Business planning at cypress


At Cypress Semiconductor Corp. every product launch is accompanied by a business plan. This plan outlines the system level application of the product (which includes silicon, software, and reference and demo board). The business plan goes into the details of how the product will be manufactured and its cost, including a cost analysis of major features and its competitiveness in the market. It is the responsibility of the product marketing group to understand the competitive environment when the product is expected to be released. We avoid the ‘kitchen-sink product’, which includes all the features of all the competitive parts available in the industry at the time of the launch of the business plan. We typically question the value proposition of the product in the system and expect product marketing to know the die cost of every feature and the expected price that customers are willing to pay for those features. This approach keeps product marketing honest (unnecessary with entrepreneurs, but necessary within large semiconductor companies). I’ll come back to the role of product marketing after an overview of the business plan which drives every new product launch at Cypress.

The business plan includes the product’s die size estimate, yield, wafer costs, assembly and test costs, and timelines for its delivery for different purposes, besides engineering samples, pre-production samples, production and full production. This represents an alignment between groups responsible for marketing, manufacturing, test, assembly, and design within the company. Further, it captures the product’s strategic position within the long-term roadmap and the portfolio of the product line. There are several metrics to gauge the relative merits of each product within the portfolio and the long term roadmap of the product line.

The business plan also captures the revenues that the product line management is committing to deliver to the corporation for a particular product. This represents an alignment between the product line and sales force. It makes sure that the product definition has been vetted with customers and that customer demand exists for the features of the products.

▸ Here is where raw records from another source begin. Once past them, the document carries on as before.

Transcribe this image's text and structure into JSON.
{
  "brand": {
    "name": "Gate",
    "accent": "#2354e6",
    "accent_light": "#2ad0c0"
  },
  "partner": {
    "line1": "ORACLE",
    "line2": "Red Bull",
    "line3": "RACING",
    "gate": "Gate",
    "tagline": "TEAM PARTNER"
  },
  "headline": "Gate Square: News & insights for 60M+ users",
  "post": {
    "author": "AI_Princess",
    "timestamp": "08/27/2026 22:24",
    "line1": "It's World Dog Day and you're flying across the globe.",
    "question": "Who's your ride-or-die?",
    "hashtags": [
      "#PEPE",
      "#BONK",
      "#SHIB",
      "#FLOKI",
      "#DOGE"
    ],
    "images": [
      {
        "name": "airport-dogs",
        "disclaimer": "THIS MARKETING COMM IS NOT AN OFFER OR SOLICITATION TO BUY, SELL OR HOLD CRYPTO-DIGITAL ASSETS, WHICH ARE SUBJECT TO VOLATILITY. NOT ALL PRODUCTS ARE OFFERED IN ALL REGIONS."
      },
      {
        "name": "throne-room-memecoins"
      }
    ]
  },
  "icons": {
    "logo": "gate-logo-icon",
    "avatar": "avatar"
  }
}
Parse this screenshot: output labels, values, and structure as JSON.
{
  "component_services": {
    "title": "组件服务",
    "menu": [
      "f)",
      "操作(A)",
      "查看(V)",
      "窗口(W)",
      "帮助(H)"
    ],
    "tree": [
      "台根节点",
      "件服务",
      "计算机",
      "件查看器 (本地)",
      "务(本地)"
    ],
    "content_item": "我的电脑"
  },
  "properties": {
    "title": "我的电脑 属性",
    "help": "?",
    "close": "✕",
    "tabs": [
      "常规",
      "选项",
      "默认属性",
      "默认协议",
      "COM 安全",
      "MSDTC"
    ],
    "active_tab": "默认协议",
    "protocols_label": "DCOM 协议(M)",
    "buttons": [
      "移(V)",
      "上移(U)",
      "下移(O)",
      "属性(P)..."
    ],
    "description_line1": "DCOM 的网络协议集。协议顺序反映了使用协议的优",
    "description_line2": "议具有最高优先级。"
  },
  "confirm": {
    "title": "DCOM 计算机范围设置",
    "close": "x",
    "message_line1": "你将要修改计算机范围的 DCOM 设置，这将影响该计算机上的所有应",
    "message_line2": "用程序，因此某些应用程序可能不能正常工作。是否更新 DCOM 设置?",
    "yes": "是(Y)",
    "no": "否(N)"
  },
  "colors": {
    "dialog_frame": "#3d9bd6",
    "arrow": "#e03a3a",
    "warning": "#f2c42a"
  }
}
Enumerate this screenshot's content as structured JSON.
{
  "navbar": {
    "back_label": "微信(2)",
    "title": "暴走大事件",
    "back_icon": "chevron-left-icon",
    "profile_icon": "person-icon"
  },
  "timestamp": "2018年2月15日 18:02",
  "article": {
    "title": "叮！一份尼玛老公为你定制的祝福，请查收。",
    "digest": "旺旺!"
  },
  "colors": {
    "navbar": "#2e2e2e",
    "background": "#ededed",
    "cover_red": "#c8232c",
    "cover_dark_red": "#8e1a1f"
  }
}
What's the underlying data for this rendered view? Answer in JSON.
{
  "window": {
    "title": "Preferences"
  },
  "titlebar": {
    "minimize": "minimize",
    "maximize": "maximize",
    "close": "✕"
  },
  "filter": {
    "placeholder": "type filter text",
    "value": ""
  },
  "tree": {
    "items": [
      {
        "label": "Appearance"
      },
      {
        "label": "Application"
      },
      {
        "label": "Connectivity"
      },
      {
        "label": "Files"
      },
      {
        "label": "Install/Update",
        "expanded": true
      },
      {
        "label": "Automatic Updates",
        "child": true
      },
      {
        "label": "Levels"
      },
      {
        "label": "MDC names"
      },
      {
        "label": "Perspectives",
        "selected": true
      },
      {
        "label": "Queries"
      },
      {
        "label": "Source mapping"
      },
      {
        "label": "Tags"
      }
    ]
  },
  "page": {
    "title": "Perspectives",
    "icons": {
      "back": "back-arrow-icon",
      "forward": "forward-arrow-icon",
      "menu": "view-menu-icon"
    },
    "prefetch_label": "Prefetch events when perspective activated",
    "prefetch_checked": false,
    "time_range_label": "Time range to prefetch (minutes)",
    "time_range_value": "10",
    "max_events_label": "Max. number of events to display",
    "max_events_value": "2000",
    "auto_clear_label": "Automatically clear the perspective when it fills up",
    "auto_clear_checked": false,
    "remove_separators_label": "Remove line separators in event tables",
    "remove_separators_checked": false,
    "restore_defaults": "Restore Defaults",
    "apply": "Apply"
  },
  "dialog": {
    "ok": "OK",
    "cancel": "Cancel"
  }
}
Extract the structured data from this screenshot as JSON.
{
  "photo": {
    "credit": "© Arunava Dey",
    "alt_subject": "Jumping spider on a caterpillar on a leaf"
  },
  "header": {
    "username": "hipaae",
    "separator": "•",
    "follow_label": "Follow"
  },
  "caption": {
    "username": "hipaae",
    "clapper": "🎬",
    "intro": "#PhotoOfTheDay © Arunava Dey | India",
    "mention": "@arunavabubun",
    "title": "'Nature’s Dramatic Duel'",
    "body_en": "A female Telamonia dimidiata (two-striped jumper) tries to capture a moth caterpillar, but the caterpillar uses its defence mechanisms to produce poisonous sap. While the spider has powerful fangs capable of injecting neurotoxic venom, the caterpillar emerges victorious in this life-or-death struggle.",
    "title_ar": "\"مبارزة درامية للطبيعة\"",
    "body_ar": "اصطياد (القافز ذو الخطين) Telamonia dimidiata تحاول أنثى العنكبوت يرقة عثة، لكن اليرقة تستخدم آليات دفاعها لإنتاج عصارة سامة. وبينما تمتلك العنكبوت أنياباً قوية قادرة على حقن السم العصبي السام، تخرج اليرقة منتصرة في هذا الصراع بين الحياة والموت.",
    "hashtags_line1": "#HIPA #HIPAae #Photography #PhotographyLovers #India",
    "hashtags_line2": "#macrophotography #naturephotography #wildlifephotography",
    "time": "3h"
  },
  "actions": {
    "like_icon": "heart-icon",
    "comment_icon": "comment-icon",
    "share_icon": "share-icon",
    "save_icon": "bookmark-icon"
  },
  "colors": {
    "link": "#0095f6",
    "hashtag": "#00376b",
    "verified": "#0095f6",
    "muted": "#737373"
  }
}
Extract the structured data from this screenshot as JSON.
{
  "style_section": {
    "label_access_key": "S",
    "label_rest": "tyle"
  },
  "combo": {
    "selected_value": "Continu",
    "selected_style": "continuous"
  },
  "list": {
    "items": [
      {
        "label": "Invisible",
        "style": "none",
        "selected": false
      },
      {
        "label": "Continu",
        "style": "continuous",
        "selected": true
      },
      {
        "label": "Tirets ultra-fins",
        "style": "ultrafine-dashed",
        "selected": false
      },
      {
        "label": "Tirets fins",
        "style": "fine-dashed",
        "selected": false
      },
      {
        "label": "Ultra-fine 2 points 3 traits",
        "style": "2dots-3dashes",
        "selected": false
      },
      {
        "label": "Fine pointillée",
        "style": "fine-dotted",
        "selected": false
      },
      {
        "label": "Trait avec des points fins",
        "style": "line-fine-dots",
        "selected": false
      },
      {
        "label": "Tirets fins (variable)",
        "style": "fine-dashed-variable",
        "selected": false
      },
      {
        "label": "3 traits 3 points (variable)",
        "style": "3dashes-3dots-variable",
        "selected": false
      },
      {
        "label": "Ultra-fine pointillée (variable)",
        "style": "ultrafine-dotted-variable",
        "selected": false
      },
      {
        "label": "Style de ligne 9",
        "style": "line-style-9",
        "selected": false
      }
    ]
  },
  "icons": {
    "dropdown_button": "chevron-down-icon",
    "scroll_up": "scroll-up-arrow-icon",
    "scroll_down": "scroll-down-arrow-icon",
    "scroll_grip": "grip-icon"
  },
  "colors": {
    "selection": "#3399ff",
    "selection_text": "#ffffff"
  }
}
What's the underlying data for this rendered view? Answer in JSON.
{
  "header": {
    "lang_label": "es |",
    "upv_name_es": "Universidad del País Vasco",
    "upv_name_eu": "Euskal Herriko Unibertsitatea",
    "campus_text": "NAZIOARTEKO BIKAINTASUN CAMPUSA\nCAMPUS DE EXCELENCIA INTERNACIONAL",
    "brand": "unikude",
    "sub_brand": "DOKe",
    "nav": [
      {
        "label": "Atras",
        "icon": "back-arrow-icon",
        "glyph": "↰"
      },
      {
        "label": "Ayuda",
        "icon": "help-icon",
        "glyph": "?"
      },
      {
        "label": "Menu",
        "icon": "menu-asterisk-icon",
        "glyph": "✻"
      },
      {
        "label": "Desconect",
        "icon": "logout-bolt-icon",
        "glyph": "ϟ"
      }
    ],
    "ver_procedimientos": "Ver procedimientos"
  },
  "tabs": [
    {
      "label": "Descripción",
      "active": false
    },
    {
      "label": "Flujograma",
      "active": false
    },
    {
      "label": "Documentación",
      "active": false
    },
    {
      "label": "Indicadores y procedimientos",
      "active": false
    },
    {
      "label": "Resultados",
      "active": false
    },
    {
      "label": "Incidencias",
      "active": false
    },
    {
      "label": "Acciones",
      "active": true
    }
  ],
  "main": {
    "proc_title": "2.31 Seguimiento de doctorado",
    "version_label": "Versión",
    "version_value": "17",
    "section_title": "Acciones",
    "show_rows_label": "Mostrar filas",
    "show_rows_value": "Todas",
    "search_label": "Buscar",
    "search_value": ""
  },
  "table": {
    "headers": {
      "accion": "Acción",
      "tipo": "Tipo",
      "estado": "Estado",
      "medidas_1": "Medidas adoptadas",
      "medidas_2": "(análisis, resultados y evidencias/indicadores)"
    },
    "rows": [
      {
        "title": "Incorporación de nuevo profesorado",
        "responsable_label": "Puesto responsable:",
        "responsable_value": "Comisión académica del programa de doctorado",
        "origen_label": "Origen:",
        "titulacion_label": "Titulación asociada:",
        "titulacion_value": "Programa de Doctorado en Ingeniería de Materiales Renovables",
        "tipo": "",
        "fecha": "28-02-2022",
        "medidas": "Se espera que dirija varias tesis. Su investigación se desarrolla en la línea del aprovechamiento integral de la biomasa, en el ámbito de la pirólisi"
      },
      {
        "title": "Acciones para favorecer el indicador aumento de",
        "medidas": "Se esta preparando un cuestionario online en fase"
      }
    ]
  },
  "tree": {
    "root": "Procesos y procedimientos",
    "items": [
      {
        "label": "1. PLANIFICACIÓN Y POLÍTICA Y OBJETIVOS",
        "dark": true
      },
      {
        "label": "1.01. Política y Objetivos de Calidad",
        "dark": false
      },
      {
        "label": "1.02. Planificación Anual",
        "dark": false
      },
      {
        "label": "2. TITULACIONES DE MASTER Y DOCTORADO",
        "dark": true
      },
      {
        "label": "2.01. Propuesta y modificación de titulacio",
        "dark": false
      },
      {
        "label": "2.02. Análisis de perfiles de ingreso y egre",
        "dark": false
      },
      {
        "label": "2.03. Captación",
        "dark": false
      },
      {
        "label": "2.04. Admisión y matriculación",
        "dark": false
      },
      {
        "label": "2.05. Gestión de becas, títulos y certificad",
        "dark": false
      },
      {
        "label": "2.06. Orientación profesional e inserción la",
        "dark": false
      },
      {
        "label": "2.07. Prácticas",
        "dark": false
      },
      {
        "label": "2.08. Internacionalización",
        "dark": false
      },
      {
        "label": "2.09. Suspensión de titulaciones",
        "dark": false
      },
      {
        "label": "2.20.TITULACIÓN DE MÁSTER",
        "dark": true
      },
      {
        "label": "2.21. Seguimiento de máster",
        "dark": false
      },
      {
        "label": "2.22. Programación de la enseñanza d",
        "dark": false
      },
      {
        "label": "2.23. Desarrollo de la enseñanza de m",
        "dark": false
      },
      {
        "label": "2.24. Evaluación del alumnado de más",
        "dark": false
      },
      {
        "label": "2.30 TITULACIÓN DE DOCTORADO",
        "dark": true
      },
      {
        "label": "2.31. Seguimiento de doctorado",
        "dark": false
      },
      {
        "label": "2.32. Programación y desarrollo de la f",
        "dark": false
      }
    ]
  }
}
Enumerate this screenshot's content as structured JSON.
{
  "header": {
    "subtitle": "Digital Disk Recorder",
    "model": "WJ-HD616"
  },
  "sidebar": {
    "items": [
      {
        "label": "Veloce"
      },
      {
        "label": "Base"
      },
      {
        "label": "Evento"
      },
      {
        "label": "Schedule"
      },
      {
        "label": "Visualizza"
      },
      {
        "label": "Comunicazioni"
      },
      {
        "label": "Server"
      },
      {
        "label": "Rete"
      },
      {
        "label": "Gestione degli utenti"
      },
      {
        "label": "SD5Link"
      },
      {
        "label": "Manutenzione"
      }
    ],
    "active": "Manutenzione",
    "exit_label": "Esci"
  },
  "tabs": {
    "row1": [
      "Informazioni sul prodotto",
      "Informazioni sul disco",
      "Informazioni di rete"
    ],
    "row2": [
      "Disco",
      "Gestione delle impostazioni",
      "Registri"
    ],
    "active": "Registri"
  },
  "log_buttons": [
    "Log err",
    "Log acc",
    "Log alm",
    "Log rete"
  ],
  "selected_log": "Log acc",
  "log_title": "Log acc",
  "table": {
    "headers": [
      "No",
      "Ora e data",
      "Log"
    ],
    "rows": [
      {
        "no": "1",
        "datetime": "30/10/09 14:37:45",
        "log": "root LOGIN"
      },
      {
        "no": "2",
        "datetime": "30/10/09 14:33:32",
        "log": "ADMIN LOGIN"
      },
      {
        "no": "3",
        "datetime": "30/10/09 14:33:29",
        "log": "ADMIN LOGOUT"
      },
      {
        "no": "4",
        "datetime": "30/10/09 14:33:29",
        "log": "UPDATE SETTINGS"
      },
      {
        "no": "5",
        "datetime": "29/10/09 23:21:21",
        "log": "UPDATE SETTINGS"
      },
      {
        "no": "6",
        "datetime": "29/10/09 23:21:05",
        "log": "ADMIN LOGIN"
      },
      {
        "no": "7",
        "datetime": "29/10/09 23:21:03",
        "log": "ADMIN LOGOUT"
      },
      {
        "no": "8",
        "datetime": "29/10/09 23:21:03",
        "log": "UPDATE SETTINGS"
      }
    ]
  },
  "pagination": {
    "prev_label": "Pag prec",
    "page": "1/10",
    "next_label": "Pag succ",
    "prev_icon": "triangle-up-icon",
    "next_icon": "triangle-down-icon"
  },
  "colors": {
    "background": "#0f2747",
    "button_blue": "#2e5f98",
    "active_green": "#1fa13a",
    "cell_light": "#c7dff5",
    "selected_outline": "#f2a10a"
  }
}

With all this information captured in the business plan, the product marketing management can now assess a return on investment on this particular product and the return on investment on the family of products to which this product belongs. Both metrics are important, as they illustrate the value of platform architectures from which derivative products can be created with quick time-to-market requirements. Each area of this business plan has the need for entrepreneurs – people that can move quickly, are focused on a goal and are willing to do everything to achieve that goal within the timeline necessary to create a successful product for customers. Product marketing, however, is responsible for creating and driving platform architectures, and therefore being a product marketing entrepreneur (delivering to short term within the realm of long term plans) is especially critical for the success of semiconductor companies.